Amy Poehler, Phyllis Smith, Mindy Kaling, Bill Hader, Lewis Black, Richard Kind, Diane Lane, Kyle MacLachlan
Pete Docter & Ronaldo Del Carmen

“Inside Out” has a sweet, entertaining story at its core, but it requires one of the characters to act like a complete idiot in order to set it into motion, and no matter how enjoyable the rest of the movie may be – and thankfully, it is – those acts will linger in the back of your mind, which, come to think of it, the filmmakers might find ironically funny. It’s not, though; it’s a shortcut, the kind of thing Pixar steadfastly avoided in their storytelling for well over a decade, and now that they have been getting their asses kicked by their peers at Disney Animation (“Frozen,” “Wreck-It Ralph,” “Big Hero 6”) for the last three years, you’d think that they would come up with a better story than this. And to be fair, they came up with a good concept; it just has a bad setup.

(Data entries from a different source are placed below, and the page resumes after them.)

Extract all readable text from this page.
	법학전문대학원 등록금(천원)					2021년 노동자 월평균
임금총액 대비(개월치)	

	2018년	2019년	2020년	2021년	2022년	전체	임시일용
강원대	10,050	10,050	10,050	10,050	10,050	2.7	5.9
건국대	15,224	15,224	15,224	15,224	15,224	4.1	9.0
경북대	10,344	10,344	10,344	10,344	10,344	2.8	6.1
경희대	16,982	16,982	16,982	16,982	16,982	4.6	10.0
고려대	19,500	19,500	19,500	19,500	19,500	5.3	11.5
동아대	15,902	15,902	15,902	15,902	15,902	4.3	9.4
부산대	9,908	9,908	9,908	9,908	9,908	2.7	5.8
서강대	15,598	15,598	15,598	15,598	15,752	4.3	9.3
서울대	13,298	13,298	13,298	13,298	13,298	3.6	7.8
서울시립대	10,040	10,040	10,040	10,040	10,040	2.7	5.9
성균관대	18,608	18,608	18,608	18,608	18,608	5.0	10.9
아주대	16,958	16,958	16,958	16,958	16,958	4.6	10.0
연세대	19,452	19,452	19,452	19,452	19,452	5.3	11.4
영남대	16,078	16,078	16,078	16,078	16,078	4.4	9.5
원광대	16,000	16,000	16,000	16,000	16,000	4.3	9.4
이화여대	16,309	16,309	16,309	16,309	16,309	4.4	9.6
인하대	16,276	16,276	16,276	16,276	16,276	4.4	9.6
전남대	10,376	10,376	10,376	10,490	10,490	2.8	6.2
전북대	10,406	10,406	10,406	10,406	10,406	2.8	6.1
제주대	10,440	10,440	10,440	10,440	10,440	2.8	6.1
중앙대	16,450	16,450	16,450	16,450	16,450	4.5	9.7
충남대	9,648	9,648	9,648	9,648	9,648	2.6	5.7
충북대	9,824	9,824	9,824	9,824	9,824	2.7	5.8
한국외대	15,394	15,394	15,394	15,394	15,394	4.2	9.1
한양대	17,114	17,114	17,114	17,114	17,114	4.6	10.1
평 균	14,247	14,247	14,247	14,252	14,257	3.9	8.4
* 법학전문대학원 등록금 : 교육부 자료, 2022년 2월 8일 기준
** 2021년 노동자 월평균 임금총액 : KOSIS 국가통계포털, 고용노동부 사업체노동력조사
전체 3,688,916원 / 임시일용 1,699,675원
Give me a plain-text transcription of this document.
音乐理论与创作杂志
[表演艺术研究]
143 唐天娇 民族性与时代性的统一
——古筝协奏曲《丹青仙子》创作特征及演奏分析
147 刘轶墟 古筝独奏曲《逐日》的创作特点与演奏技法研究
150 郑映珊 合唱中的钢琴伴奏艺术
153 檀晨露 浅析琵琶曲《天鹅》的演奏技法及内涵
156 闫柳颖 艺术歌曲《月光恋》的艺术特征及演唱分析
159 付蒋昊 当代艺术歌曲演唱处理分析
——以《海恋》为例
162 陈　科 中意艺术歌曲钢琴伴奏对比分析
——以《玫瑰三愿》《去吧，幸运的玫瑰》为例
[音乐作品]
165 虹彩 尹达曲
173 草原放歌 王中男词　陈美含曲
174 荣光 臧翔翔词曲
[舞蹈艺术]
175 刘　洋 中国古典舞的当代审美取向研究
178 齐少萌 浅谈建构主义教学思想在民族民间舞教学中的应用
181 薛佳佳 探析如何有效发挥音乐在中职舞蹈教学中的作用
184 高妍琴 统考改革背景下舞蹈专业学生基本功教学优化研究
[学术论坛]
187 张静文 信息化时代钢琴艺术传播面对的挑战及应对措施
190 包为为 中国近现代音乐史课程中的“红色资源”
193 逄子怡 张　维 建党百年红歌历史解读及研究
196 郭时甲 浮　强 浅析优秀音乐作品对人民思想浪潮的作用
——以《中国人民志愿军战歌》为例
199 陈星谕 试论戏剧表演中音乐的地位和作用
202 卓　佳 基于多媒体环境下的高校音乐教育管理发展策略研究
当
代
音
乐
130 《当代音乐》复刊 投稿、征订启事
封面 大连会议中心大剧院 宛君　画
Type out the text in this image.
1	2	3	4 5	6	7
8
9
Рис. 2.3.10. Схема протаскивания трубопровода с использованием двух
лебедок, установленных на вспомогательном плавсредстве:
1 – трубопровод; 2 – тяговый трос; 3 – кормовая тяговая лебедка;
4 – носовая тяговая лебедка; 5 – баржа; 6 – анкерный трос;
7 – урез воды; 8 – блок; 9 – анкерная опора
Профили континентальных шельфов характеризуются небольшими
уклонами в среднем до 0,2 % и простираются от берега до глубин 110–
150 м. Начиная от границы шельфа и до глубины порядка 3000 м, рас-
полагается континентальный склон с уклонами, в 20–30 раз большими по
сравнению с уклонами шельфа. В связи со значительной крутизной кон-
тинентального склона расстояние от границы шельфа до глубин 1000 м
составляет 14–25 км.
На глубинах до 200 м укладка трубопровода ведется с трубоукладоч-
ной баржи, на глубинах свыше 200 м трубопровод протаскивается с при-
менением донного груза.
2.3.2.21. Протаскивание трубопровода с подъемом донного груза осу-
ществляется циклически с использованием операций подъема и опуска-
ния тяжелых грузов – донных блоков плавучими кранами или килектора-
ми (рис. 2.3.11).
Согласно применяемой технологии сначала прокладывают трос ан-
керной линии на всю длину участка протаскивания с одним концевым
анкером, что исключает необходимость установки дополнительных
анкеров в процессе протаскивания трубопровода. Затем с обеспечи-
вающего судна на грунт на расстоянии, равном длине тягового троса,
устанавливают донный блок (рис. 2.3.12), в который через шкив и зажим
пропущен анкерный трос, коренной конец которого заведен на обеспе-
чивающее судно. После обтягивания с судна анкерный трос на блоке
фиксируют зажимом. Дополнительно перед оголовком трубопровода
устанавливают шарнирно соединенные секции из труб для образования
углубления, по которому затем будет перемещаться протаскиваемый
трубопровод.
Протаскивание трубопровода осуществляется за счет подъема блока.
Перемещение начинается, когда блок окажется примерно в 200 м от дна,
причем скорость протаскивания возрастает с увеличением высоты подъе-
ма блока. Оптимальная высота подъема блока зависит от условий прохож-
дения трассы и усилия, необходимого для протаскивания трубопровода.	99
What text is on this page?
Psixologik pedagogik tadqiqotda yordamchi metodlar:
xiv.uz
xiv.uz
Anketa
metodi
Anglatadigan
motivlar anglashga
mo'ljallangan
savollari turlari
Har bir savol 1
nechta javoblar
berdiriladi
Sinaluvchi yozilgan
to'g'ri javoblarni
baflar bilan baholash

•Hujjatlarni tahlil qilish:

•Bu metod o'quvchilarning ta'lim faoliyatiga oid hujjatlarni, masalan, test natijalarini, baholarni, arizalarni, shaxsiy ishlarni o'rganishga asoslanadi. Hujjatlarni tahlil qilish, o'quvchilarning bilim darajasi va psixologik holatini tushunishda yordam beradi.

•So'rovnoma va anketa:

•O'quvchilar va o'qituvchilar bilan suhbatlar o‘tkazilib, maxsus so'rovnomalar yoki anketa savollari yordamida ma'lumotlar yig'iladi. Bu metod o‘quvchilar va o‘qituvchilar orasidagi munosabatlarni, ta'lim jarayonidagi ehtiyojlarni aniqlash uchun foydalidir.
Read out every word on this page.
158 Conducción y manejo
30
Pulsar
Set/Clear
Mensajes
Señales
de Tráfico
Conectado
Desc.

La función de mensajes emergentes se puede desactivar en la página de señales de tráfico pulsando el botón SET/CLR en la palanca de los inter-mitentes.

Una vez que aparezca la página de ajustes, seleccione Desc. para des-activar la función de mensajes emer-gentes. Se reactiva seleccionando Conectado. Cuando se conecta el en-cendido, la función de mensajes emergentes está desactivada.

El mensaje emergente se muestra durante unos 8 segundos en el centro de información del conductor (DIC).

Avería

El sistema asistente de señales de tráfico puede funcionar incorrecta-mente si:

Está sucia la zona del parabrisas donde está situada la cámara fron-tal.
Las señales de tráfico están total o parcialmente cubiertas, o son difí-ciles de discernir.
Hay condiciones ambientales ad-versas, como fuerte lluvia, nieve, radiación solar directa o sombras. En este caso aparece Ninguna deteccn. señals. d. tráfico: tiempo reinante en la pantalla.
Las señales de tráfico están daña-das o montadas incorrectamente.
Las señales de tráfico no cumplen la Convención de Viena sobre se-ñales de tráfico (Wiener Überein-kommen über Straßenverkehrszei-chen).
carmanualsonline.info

As Riley Anderson (Kaitlyn Dias) is born, we see her emotions being “born,” as it were, in her head. The first two, as one might imagine, are Joy (Amy Poehler) and Sadness (Phyllis Smith), but they are soon joined by Fear (Bill Hader), Anger (Lewis Black, in the part he was born to play), and Disgust (Mindy Kaling). Most of the time, Joy is in charge of Riley’s emotions because Riley lives a charmed life, but when Riley’s father moves the family from Minnesota to San Francisco for a work opportunity, Riley’s emotions are all out of whack, a problem that is worsened when Sadness continues to taint core memories so that they turn from happy ones to sad ones in Riley’s mind. In her attempt to stop this from happening, Joy tries to take control of the situation, but in the process, she and Sadness accidentally get transferred to Riley’s long-term memory and far away from the control panel, leaving Fear, Anger and Disgust in charge. Riley becomes an emotional wreck, and the longer Joy is away, the worse things get.

So now you know what the problem is: Sadness. She starts ruining perfectly good memories by touching them, and even after she learns what the consequences are when she does that, she does it again and again. The five emotions are voiced by adults and almost always act like adults, but for the sake of getting the story to the next level, they decide to make Sadness start acting like a cat, which, damn it, is something else the filmmakers might find ironically funny. Once again, it’s not, though.

Once the story gets past its “For God’s sake, would you please stop doing the stupid thing?” setup, it becomes wildly creative, and drops a fair amount of science in the process in terms of how the brain stores information. The movie delves into how important information is often lost because it isn’t retrieved often enough, it emphasizes the importance of an active imagination, but the best part is when Joy and Sadness experience the abstract thinking part of the brain. That sequence is one of the most brilliant things Pixar has ever done.

The one thing the movie absolutely nails is the landing, which stresses the importance of being in touch with all of your emotions for the sake of mental health. (And definitely stay for the credits, as they offer amusing insight into the minds of people, and non-people, outside of Riley’s family.) Everyone wants to always be joyful, but that simply isn’t the case in life; there will be times when it’s all right to be scared, or angry, or sad, and people should embrace those moments, rather than deny them. That’s an important message for people of all ages, but particularly tween kids like Riley.

The ads for “Inside Out” are calling it the best Pixar film since “Up,” which is coincidentally the last Pixar film directed by the same man who directed “Inside Out” (Pete Docter). That might be the reason people are saying that, but it’s not true. In fact, it’s the best Pixar film since “Toy Story 3,” which is a really nice way of saying that it’s a two-run double in the corner from a studio that, until recently, had hit nothing but home runs. It’s good, often great, but Pixar has shown us that they can do better.